Machine Learning Forecasting
In addition to statistical models, CCM uses BigQuery ML (BQML) to apply machine learning-based anomaly detection: A model is created using cost data and this model is recreated every weekend and used throughout the week to forecast the next 8 days' costs for each entity (AWS account, GCP project, Azure subscription, etc.). Once the model is created, the system uses it to check for anomalies by comparing predicted costs with actual costs, applying a threshold to detect anomalies.
Anomaly Drilldown
Once an anomaly is detected, for each of the anomaly detected, CCM provides insights into what are the resources which might be causing the anomaly. CCM queries the cloud provider's cost data, and identifies resources that have experienced significant cost increases compared to previous periods. CCM aggregates the total costs for each resource, computes the cost increase (or decrease) compared to the previous day, and orders the results by the highest increase in cost, helping to detect resources that have experienced significant cost spikes. Detected anomalies are stored in a time series database and are available for review and analysis. Each anomaly is assigned metadata, such as the reported cost, expected cost, and anomaly score. The final anomalies are flagged for further investigation, allowing users to take corrective action as needed.
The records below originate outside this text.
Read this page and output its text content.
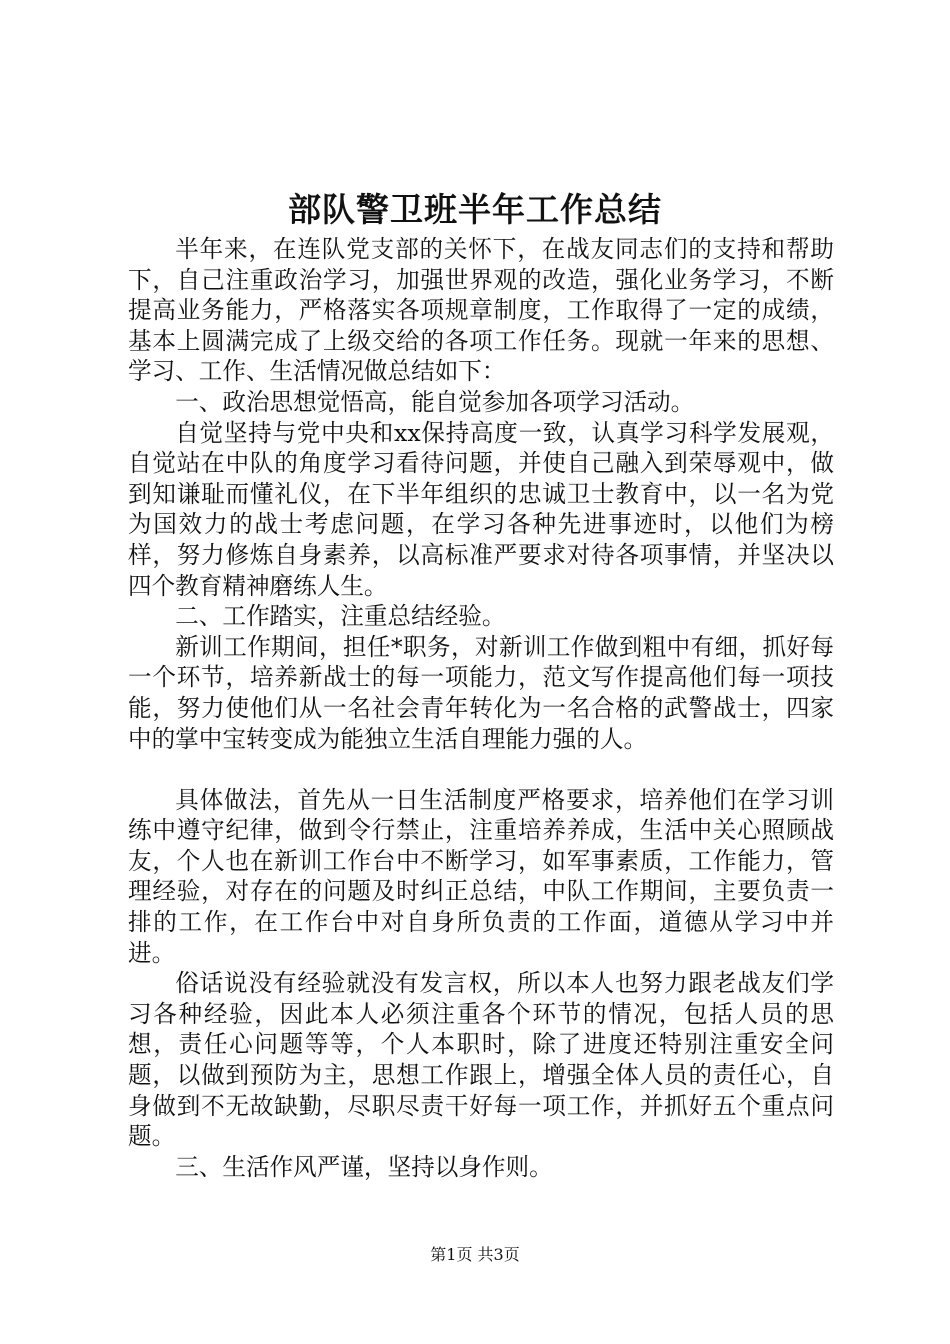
部队警卫班半年工作总结

半年来，在连队党支部的关怀下，在战友同志们的支持和帮助下，自己注重政治学习，加强世界观的改造，强化业务学习，不断提高业务能力，严格落实各项规章制度，工作取得了一定的成绩，基本上圆满完成了上级交给的各项工作任务。现就一年来的思想、学习、工作、生活情况做总结如下：

一、政治思想觉悟高，能自觉参加各项学习活动。

自觉坚持与党中央和xx保持高度一致，认真学习科学发展观，自觉站在中队的角度学习看待问题，并使自己融入到荣辱观中，做到知谦耻而懂礼仪，在下半年组织的忠诚卫士教育中，以一名为党为国效力的战士考虑问题，在学习各种先进事迹时，以他们为榜样，努力修炼自身素养，以高标准严要求对待各项事情，并坚决以四个教育精神磨练人生。

二、工作踏实，注重总结经验。

新训工作期间，担任*职务，对新训工作做到粗中有细，抓好每一个环节，培养新战士的每一项能力，范文写作提高他们每一项技能，努力使他们从一名社会青年转化为一名合格的武警战士，四家中的掌中宝转变成为能独立生活自理能力强的人。

具体做法，首先从一日生活制度严格要求，培养他们在学习训练中遵守纪律，做到令行禁止，注重培养养成，生活中关心照顾战友，个人也在新训工作台中不断学习，如军事素质，工作能力，管理经验，对存在的问题及时纠正总结，中队工作期间，主要负责一排的工作，在工作台中对自身所负责的工作面，道德从学习中并进。

俗话说没有经验就没有发言权，所以本人也努力跟老战友们学习各种经验，因此本人必须注重各个环节的情况，包括人员的思想，责任心问题等等，个人本职时，除了进度还特别注重安全问题，以做到预防为主，思想工作跟上，增强全体人员的责任心，自身做到不无故缺勤，尽职尽责干好每一项工作，并抓好五个重点问题。

三、生活作风严谨，坚持以身作则。

第1页 共3页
When a user clicks on any anomaly, a detailed analysis of the anomaly is shown:
The page contains:
- Details about the cloud account/cluster such as ID, service.
- Option to mark an anomaly as resolved.
- Severity of the anomaly
- Details of anomaly like start date, end date, duration, cost impact, total spend, expected range.
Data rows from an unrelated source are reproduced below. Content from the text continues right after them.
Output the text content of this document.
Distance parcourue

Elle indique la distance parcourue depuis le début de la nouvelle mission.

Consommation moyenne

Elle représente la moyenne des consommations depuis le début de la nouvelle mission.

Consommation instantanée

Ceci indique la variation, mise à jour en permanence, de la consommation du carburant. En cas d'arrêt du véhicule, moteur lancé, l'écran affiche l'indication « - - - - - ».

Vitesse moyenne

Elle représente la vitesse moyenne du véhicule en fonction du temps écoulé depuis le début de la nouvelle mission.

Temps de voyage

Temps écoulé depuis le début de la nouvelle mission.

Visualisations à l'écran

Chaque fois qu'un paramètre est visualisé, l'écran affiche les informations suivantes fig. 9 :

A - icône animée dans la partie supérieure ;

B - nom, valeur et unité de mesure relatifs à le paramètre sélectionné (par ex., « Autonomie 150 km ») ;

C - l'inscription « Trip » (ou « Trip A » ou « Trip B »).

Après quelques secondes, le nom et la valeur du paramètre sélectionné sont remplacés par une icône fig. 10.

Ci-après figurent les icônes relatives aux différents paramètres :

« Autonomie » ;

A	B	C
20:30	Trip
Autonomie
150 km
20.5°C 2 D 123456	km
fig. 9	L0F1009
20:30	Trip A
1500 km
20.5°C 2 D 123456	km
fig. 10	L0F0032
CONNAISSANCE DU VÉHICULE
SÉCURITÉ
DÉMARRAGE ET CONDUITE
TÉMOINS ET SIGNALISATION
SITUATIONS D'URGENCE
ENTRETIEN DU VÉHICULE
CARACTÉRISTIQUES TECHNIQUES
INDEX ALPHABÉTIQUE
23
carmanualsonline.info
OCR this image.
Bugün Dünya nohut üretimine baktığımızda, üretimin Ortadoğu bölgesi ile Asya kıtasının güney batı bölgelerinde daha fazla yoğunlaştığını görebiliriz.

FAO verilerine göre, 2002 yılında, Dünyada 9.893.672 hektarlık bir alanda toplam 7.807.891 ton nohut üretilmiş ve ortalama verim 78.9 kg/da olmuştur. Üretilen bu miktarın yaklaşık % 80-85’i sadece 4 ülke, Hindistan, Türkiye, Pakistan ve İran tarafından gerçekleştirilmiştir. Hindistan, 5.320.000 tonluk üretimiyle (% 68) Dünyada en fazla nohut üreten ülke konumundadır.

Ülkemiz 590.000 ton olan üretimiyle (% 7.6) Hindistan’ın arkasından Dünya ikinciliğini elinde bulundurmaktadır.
- Cost Trend and Anomalies: Graph showing Anomalies Spend and Spend within Range for historical data over a time period of either 30 or 90 days.
- Anomalies Spend:
- Spend within range:
- Top resource changes: Top resources with major cost impact due to the anomaly with corresponsing cloud labels on the resources for additional metadata.
- Section to submit feedback: Users can mark an anomaly as “True Expected”, “True Unexpected”, or “False”” to improve accuracy of the system for further anomaly detection.